For he still shrank from personal contact with the other race. A Southerner would have found it impossible to comprehend the fortitude it required for the New-Englander to go through his daily rounds among them. He did his best; but it was duty, not liking. Supper over, he went to the schoolhouse again: in the evenings he taught the old people. It was an odd sight to note them as they followed the letters with a big, crooked forefinger, slowly spelling out words of three letters. They spelled with their whole bodies, stooping over the books which lay before them until their old grizzled heads and gay turbans looked as if they were set on the table by the chins in a long row. Patiently the master taught them; they had gone no further than “cat” in five long months. He made the letters for them on the blackboard again and again, but the treat of the evening was the making of these letters on the board by the different scholars in turn. “Now, Dinah—B.” And old Dinah would hobble up proudly, and, with much screwing of her mouth and tongue, and many long hesitations, produce something which looked like a figure eight gone mad. Joe had his turn next, and he would make, perhaps, an H for a D. The master would go back and explain to him carefully the difference, only to find at the end of ten minutes that the whole class was hopelessly confused: Joe’s mistake had routed them all. There was one pair of spectacles among the old people: these were passed from hand to hand as the turn came, not from necessity always, but as an adjunct to the dignity of reading.

  “Never mind the glasses, Tom. Surely you can spell ‘bag’ without them.”

  “Dey helps, Mars King David,” replied old Tom with solemn importance.

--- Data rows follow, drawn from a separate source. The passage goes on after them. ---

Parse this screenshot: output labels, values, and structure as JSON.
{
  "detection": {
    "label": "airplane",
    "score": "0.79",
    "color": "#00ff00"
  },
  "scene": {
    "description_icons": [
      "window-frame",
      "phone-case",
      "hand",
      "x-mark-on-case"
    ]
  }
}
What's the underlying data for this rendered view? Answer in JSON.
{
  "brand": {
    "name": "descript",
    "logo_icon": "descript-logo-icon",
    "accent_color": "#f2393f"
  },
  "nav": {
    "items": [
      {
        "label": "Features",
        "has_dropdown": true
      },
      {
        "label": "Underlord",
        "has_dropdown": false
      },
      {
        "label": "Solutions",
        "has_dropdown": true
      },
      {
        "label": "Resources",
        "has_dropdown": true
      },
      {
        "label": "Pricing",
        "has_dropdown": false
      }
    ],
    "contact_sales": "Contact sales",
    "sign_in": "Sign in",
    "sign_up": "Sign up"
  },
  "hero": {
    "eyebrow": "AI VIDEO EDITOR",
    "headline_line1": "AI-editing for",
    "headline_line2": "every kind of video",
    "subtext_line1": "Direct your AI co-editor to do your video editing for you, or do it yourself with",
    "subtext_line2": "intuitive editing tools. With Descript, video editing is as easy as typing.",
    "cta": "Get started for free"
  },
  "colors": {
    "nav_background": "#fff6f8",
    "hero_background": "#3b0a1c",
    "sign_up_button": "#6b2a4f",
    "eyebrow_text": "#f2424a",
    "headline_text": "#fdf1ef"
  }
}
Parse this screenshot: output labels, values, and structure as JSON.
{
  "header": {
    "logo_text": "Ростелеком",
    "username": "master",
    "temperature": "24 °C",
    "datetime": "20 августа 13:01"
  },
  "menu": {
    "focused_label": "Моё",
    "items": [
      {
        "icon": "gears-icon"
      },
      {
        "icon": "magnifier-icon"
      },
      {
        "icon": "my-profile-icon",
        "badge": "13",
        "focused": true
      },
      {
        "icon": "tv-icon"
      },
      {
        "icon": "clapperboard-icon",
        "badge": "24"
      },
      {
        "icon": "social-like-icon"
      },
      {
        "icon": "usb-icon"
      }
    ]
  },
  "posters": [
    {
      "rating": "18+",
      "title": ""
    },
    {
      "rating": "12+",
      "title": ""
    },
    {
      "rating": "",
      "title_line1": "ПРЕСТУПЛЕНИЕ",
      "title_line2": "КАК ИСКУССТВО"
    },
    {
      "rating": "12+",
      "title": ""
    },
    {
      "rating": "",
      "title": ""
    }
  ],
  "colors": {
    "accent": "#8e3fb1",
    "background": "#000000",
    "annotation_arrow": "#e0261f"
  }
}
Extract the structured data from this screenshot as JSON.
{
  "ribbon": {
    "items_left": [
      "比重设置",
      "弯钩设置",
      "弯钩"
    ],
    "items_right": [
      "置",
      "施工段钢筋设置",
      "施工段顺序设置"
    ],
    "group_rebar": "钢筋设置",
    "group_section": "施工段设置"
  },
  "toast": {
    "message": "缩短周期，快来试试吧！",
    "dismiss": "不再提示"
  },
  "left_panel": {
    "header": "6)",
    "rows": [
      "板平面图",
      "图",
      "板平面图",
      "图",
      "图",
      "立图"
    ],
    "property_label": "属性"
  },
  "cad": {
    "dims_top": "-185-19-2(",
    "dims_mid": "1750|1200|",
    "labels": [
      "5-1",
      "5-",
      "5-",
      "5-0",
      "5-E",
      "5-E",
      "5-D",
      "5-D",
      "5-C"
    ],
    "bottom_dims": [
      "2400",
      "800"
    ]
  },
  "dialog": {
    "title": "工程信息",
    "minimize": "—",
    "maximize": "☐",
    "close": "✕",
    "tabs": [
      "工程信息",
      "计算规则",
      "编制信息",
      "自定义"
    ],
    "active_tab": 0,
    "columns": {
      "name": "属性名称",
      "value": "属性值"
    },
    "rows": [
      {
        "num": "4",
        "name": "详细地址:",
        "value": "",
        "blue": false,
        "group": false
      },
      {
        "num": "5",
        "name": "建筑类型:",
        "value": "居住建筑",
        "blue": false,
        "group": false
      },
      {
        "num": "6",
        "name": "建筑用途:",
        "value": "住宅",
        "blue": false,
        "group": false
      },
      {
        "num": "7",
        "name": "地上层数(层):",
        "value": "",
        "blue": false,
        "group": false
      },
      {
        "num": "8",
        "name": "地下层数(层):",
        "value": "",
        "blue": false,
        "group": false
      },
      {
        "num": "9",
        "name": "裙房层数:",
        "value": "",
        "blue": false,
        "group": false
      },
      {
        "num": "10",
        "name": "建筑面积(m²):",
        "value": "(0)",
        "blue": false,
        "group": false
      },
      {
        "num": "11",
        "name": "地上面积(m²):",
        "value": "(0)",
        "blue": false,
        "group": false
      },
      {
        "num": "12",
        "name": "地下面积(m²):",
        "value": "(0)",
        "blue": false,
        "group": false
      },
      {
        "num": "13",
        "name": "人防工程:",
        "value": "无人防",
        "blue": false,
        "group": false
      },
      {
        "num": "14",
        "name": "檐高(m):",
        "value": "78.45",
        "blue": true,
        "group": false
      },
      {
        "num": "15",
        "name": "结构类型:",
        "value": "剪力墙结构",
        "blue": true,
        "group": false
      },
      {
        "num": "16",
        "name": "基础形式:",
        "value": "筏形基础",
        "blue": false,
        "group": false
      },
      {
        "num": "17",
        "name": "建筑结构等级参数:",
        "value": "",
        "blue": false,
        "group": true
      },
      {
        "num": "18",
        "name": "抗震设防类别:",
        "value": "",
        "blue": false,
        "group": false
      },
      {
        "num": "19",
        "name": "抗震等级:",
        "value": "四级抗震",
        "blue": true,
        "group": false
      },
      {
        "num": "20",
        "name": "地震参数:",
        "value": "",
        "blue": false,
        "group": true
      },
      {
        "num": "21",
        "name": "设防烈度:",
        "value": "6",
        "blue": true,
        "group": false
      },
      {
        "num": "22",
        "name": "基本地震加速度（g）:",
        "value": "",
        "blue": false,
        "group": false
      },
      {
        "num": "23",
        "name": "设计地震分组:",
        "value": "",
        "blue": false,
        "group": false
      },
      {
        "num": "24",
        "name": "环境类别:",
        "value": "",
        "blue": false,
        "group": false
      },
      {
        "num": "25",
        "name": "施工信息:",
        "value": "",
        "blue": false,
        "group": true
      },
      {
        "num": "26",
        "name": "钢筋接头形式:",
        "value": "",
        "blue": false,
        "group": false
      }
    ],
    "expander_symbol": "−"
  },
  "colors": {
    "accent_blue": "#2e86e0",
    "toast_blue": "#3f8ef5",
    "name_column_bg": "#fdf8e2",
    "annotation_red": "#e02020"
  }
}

He then adorned himself with the spectacles, and spelled it—“g, a, b.”

  But the old people enjoyed their lesson immensely; no laughter, no joking broke the solemnity of the scene, and they never failed to make an especial toilet—much shirt-collar for the old men, and clean turbans for the old women. They seemed to be generally half-crippled, poor old creatures; slow in their movements as tortoises, and often unwieldy; their shoes were curiosities of patches, rags, strings, and carpeting. But sometimes a fine old black face was lifted from the slow-moving bulk, and from under wrinkled eyelids keen sharp eyes met the master’s, as intelligent as his own.